Me Charles-Henri Coppet, qui défend 11 familles de morts et 14 blessés, accuse : "Ils ont fait les autruches pendant dix ans. Ils connaissaient le problème mais n’ont pas rappelé."
Les juges veulent maintenant trancher : qu’ont-ils fait (ou pas fait) une fois informés ? Et l’État, avec ses rappels trop tardifs, portera-t-il aussi sa part ?

Lancée en juillet 2024 contre Stellantis, l’action collective des automobilistes lésés s’élargit comme une marée noire.
Annoncée le 13 novembre 2025, elle cible désormais 9 constructeurs et des dizaines de nouveaux modèles (Toyota Yaris, VW Polo, BMW 1, plus des Fiat et Alfa Romeo chez Stellantis). Déjà 3 000 plaignants pour préjudices corporels ou matériels – immobilisation forcée, perte de valeur du véhicule, blessures graves (visages déchiquetés, cordes vocales sectionnées).

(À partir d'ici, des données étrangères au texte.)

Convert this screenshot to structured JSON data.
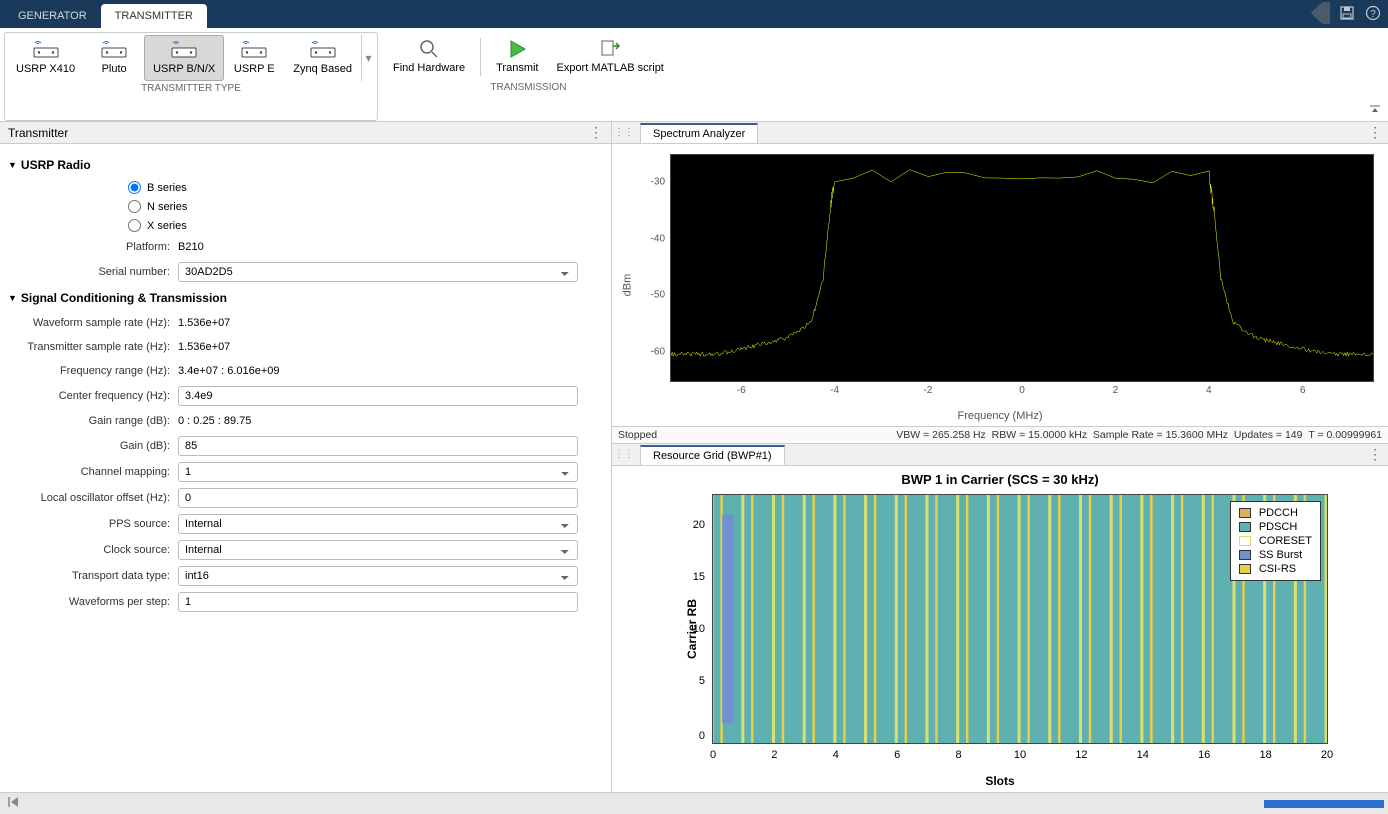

Inscriptions ouvertes jusqu’au 30 décembre 2025 via la plateforme MyLeo ; il suffit d’un justificatif de rappel ou d’un accident lié. UFC-Que Choisir salue : "Bonne nouvelle pour les consommateurs. Il faut faire confiance à la justice."
Des enquêtes en cascade : Outre-mer dans le viseur
La pression n’épargne personne. Fin octobre 2025, une nouvelle enquête pour mort suspecte s’ouvre en Nouvelle-Calédonie.
À La Réunion, un distributeur BMW (Leal Réunion) est mis en examen depuis mars pour blessures involontaires après un accident de 2020 : un airbag Takata explose dans une BMW 318i de 2001, sans alerte préalable. Et en Martinique ? Le parquet de Fort-de-France s’est dessaisi en juin d’une enquête sur un décès de 2021 (un homme de 67 ans dans une Citroën C3 aux Trois-Îlets), vers Paris pour centraliser.
À l’international : amendes et verdicts qui tombent
Aux USA, les class actions s’empilent : Ford paie 300 millions de dollars en 2025 pour 1,35 million de véhicules ; Volkswagen 42 millions ; BMW, Toyota et Mazda ont des deadlines de claims jusqu’à fin 2025 (novembre pour Toyota, décembre pour BMW).
Un jury floridien accorde 3 millions à une victime en mai 2025, via le fonds Takata.